Разумеется, и до этого визита на Каменноостровский Сергей Юльевич довольно‑таки обстоятельно знал, что в верхах готовятся к подобным переговорам. Тем более тешил себя надеждой, что и сам сыграл тут не последнюю роль. Не то что с начала, а до начала задолго, с самого, можно сказать, появления тучи на горизонте, противник злосчастной войны, он и позже, когда гром уже грянул, не однажды обращался к царю с настояниями отвратить грозу. Прошлым летом писал ему из Германии, после того как получил предложение под рукой обсудить условия примирения с японским послом.
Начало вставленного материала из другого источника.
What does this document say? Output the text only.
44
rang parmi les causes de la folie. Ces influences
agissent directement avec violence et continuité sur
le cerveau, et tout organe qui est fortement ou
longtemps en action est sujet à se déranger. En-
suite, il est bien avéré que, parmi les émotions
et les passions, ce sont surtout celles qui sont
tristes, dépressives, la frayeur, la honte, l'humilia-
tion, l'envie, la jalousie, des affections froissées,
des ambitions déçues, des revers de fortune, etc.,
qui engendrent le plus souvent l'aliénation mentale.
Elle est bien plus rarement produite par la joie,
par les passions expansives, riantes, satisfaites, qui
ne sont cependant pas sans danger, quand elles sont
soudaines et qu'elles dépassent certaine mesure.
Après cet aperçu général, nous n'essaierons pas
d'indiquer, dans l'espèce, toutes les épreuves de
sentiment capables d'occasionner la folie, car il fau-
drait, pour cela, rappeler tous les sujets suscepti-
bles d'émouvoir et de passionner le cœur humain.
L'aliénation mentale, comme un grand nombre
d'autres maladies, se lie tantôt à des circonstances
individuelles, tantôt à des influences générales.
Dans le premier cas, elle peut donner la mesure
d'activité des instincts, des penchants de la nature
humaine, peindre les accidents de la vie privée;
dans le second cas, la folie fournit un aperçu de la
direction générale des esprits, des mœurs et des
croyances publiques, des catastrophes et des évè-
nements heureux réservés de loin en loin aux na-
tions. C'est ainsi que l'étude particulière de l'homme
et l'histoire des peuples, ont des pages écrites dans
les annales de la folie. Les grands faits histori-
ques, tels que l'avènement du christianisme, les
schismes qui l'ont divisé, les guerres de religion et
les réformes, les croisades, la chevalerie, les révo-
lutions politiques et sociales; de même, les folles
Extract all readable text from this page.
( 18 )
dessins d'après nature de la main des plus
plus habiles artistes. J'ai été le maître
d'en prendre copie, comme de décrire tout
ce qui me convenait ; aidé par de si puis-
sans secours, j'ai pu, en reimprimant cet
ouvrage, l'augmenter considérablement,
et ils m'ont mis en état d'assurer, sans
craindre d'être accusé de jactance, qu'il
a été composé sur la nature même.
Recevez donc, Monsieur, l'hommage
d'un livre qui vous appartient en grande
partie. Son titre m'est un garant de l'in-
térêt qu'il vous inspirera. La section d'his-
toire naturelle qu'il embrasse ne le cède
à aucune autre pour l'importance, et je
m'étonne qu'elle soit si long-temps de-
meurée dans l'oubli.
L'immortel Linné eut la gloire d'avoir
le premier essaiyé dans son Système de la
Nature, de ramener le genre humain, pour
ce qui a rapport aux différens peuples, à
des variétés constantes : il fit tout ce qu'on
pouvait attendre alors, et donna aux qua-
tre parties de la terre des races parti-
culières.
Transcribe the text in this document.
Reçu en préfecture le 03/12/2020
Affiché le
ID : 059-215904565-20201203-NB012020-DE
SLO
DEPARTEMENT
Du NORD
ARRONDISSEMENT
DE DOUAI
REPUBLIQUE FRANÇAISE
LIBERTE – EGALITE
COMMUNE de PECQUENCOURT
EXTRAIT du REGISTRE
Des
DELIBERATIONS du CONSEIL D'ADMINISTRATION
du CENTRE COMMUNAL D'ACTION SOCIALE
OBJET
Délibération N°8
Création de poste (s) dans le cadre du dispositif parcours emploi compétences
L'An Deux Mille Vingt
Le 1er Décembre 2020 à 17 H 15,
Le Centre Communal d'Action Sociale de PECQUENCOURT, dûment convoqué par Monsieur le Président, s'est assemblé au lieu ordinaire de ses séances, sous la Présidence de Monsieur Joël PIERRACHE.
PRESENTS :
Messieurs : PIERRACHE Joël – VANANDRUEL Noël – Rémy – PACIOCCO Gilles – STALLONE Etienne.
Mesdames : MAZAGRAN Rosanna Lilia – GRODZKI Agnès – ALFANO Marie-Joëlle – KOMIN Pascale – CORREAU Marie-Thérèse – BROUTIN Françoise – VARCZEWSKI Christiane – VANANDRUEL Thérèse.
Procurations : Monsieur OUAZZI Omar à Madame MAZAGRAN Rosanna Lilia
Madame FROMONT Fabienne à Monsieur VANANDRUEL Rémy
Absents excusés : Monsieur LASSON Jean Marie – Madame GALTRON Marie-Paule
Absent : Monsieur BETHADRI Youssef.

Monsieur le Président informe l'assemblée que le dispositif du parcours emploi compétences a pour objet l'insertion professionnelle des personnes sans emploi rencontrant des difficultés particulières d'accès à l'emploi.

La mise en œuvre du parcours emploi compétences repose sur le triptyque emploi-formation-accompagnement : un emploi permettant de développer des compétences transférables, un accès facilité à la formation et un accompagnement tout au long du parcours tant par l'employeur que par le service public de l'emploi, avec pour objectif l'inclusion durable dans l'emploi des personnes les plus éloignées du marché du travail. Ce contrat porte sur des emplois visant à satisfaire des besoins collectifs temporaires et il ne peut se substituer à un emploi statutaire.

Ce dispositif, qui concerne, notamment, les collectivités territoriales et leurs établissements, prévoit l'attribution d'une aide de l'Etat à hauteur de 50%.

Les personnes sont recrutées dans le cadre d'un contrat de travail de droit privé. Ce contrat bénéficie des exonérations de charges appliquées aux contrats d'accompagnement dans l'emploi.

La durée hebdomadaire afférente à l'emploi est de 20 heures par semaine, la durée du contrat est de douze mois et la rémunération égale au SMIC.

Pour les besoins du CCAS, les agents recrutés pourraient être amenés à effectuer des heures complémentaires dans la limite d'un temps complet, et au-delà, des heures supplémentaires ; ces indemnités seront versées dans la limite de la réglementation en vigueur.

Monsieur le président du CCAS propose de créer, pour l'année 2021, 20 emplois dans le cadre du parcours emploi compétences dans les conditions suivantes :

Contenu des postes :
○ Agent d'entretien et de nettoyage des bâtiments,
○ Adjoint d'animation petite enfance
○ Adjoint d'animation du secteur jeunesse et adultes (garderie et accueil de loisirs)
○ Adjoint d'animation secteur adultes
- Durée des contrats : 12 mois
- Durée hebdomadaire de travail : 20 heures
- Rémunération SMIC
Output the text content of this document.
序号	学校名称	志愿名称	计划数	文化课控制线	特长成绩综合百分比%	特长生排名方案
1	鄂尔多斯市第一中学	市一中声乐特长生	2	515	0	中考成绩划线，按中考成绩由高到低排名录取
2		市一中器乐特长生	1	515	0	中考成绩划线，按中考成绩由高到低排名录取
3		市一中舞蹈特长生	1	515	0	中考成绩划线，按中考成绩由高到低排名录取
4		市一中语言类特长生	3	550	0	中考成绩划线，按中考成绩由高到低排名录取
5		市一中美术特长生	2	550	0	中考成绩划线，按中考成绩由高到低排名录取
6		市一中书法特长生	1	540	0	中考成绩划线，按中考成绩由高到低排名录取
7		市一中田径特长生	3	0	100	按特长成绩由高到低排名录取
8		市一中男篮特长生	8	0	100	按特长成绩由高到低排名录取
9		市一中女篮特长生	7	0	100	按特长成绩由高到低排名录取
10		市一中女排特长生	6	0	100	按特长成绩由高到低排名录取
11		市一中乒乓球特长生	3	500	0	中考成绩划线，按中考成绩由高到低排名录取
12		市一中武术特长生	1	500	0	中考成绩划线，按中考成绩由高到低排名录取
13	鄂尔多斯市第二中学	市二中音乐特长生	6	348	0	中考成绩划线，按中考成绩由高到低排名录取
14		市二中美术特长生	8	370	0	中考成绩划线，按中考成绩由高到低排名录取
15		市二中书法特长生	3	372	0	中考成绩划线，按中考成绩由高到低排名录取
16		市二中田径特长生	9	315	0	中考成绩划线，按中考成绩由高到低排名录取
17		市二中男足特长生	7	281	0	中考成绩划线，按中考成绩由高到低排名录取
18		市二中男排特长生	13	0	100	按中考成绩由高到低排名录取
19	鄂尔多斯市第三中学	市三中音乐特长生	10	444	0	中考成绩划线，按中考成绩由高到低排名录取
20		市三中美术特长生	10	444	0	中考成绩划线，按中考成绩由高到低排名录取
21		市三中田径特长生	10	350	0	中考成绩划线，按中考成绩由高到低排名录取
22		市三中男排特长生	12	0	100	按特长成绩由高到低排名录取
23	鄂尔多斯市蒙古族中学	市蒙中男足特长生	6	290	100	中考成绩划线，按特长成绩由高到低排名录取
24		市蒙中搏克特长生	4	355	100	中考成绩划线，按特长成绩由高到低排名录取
Это было еще прежде падения Порт–Артура… Но, опальный, не удостоился даже ответа. И еще раз писал. И сразу же после Мукдена. Зловеще, сверх меры сбывались его давние, еще довоенные предупреждения… Теперь он предвидел: дальнейшие жертвы приведут страну к катастрофе, к ослаблению и помрачению духа, к беспорядкам, которые могут перерасти в ураган. Финансы, хозяйство расстроятся совершенно, и Россия потеряет за границей кредит, а ее кредиторы станут ее врагами. Теперь он поучал всемилостивейшего «слабосильного деспота»; если решимость нужна при счастье, то при несчастье она сугубо необходима. Она есть ступень к спасению.

«…Не боязнь водит мою руку, а решимость, — писал он царю, — решимость сказать Вам, что другие, может быть, сказать побоятся. Нельзя медлить, нужно немедленно открыть мирные переговоры…»

Такую правду царь не привык слышать… Ответом по–прежнему оставалось молчание.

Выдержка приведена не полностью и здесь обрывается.